A rich, comforting winter skillet made with tender chicken, crispy bacon, and golden Brussels sprouts in a velvety garlic cream sauce—warm, hearty, and fully keto.
Chicken & Vegetables
- 2 chicken breasts (sliced)
- 3 cups Brussels sprouts (halved)
- 4 slices bacon (chopped)
- 1 tbsp butter
- 1/2 tsp salt
- 1/4 tsp black pepper
Cream Sauce
- 1/2 cup heavy cream
- 1/4 cup chicken broth
- 1 garlic clove (minced)
- 1/4 tsp paprika
- Pinch of salt
- Pinch of black pepper
Optional Toppings
- Crumbled bacon
- Fresh parsley
- Extra black pepper
Cook chopped bacon in a skillet until crispy; remove and set aside.

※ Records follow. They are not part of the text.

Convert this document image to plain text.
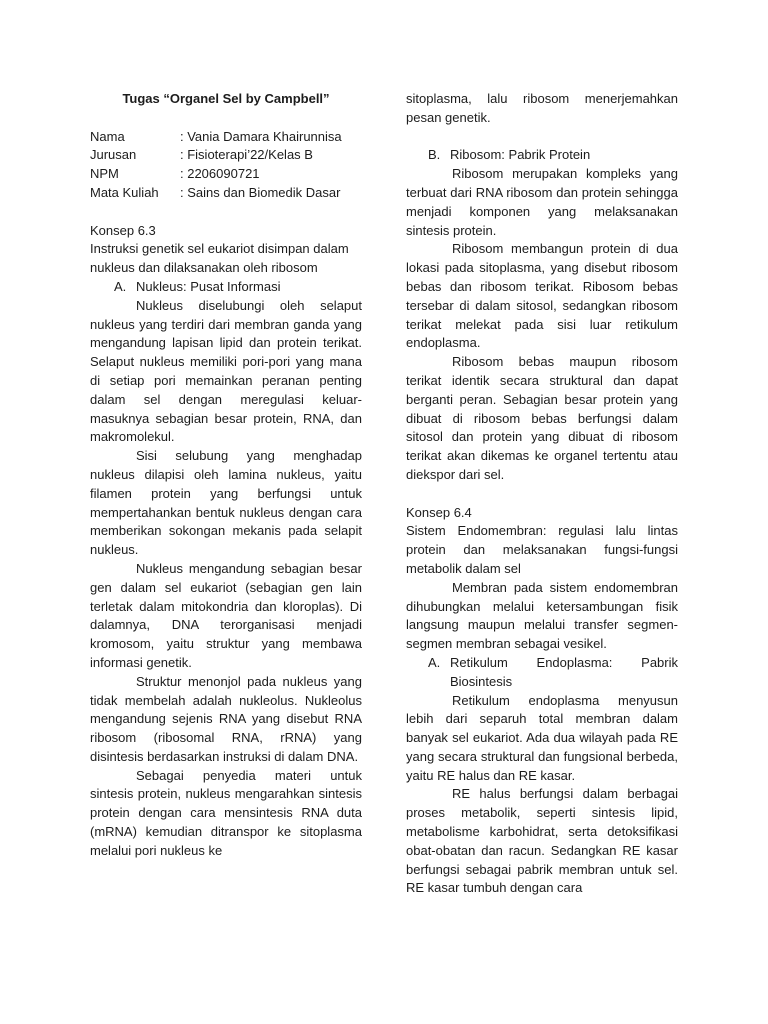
Tugas “Organel Sel by Campbell”

Nama	: Vania Damara Khairunnisa
Jurusan	: Fisioterapi’22/Kelas B
NPM	: 2206090721
Mata Kuliah	: Sains dan Biomedik Dasar

Konsep 6.3

Instruksi genetik sel eukariot disimpan dalam nukleus dan dilaksanakan oleh ribosom

A. Nukleus: Pusat Informasi

Nukleus diselubungi oleh selaput nukleus yang terdiri dari membran ganda yang mengandung lapisan lipid dan protein terikat. Selaput nukleus memiliki pori-pori yang mana di setiap pori memainkan peranan penting dalam sel dengan meregulasi keluar-masuknya sebagian besar protein, RNA, dan makromolekul.

Sisi selubung yang menghadap nukleus dilapisi oleh lamina nukleus, yaitu filamen protein yang berfungsi untuk mempertahankan bentuk nukleus dengan cara memberikan sokongan mekanis pada selapit nukleus.

Nukleus mengandung sebagian besar gen dalam sel eukariot (sebagian gen lain terletak dalam mitokondria dan kloroplas). Di dalamnya, DNA terorganisasi menjadi kromosom, yaitu struktur yang membawa informasi genetik.

Struktur menonjol pada nukleus yang tidak membelah adalah nukleolus. Nukleolus mengandung sejenis RNA yang disebut RNA ribosom (ribosomal RNA, rRNA) yang disintesis berdasarkan instruksi di dalam DNA.

Sebagai penyedia materi untuk sintesis protein, nukleus mengarahkan sintesis protein dengan cara mensintesis RNA duta (mRNA) kemudian ditranspor ke sitoplasma melalui pori nukleus ke

sitoplasma, lalu ribosom menerjemahkan pesan genetik.

B. Ribosom: Pabrik Protein

Ribosom merupakan kompleks yang terbuat dari RNA ribosom dan protein sehingga menjadi komponen yang melaksanakan sintesis protein.

Ribosom membangun protein di dua lokasi pada sitoplasma, yang disebut ribosom bebas dan ribosom terikat. Ribosom bebas tersebar di dalam sitosol, sedangkan ribosom terikat melekat pada sisi luar retikulum endoplasma.

Ribosom bebas maupun ribosom terikat identik secara struktural dan dapat berganti peran. Sebagian besar protein yang dibuat di ribosom bebas berfungsi dalam sitosol dan protein yang dibuat di ribosom terikat akan dikemas ke organel tertentu atau diekspor dari sel.

Konsep 6.4

Sistem Endomembran: regulasi lalu lintas protein dan melaksanakan fungsi-fungsi metabolik dalam sel

Membran pada sistem endomembran dihubungkan melalui ketersambungan fisik langsung maupun melalui transfer segmen-segmen membran sebagai vesikel.

A. Retikulum Endoplasma: Pabrik

Biosintesis

Retikulum endoplasma menyusun lebih dari separuh total membran dalam banyak sel eukariot. Ada dua wilayah pada RE yang secara struktural dan fungsional berbeda, yaitu RE halus dan RE kasar.

RE halus berfungsi dalam berbagai proses metabolik, seperti sintesis lipid, metabolisme karbohidrat, serta detoksifikasi obat-obatan dan racun. Sedangkan RE kasar berfungsi sebagai pabrik membran untuk sel. RE kasar tumbuh dengan cara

Add Brussels sprouts to the skillet and cook 6–7 minutes until browned; remove and set aside.
Add butter to the skillet and cook sliced chicken with salt and pepper until browned.
Add garlic and cook 30 seconds.
Stir in heavy cream, chicken broth, paprika, salt, and pepper.
Simmer 3–4 minutes until slightly thickened.
Return Brussels sprouts and bacon to the skillet.
Stir and cook 2 more minutes.
Add optional toppings and serve warm.